Aplicar recursos na ponta rende mais. Os prefeitos conhecem a sua realidade, fazem o que é preciso com simplicidade e têm ajuda da comunidade. A descentralização coloca o usuário próximo do gestor, permitindo sua participação crítica, que aprimora continuamente o sistema.
O terceiro movimento é moralizar o relacionamento público-privado e acabar com o "teto" de faturamento do SUS nos hospitais públicos e nos bons filantrópicos, que devem ser considerados como públicos. Não tem sentido um hospital universitário trabalhar com limite de atendimentos. O limite deve ser a sua capacidade instalada. É necessário também subordinar a ANS ao Conselho Nacional de Saúde.
Por fim, a questão do financiamento. Em 2005, o país usou R$136 bilhões (42% de seu Orçamento) para pagar juros da dívida. Aplicou na saúde muito menos -R$ 36 bilhões-, o equivalente a apenas 2,5% do PIB.

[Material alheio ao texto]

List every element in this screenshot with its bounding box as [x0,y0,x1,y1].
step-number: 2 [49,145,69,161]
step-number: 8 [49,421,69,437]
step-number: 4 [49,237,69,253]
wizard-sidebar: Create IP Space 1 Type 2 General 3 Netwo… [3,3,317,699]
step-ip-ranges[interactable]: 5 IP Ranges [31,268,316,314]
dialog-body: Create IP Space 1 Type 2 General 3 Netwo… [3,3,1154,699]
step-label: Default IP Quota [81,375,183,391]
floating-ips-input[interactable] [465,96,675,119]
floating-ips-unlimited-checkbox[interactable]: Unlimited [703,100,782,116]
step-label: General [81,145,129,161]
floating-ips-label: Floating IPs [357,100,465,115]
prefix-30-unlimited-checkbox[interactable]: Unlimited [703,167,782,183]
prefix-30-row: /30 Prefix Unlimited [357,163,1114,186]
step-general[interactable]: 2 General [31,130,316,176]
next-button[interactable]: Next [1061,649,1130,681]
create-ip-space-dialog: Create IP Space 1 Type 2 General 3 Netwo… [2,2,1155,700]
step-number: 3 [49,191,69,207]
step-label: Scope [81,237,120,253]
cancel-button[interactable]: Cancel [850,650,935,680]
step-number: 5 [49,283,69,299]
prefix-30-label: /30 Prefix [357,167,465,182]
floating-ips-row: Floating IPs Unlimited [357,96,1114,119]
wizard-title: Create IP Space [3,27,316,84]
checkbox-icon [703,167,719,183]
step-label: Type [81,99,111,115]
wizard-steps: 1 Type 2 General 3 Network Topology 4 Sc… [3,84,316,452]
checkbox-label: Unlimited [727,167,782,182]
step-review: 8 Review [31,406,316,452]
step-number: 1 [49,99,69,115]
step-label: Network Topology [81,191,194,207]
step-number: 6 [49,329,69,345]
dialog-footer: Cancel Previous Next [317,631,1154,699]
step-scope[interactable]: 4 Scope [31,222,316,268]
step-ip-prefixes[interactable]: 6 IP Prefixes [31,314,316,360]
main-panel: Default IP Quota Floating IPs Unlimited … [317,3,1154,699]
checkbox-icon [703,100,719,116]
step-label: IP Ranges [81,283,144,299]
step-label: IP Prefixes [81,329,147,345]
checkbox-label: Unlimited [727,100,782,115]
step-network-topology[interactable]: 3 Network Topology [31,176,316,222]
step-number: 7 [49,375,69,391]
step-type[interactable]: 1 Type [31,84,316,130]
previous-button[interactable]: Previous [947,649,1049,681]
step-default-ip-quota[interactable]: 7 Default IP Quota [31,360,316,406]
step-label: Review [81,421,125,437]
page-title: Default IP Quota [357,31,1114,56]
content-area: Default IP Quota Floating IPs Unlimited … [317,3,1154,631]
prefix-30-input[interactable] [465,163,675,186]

É claro que a solução depende de uma política econômica menos submissa aos interesses do capital. Entretanto, algumas mudanças possíveis ajudariam, e muito, a avançar: acabar com o calote de R$1 bilhão/ano (acórdão nº 1.146 de 2006 do TCU) que os planos de saúde aplicam no SUS; vincular recursos da CPMF à saúde e cumprir a emenda constitucional nº 29. Com isso, em pouco tempo, teríamos 5% do PIB em saúde. Na maioria dos países que a têm como prioridade, o percentual é de 10%.

Na saúde, a distância entre o que sabemos, podemos e devemos fazer e aquilo que se tem feito é abismal. Cobrir essa distância significa oferecer saúde digna à população. Esse é o grande desafio, mas é também a grande oportunidade do próximo governo.


JOSÉ ARISTODEMO PINOTTI , 71, professor emérito da USP e da Unicamp, é deputado federal pelo PFL-SP e presidente do Instituto Metropolitano de Altos Estudos. Foi secretário da Educação do município de São Paulo (2005-2006), secretário da Educação (1986-87) e da Saúde (1987-91) do Estado de São Paulo, presidente da Federação Internacional de Ginecologia e Obstetrícia (1986-1992) e reitor da Unicamp (1982-86).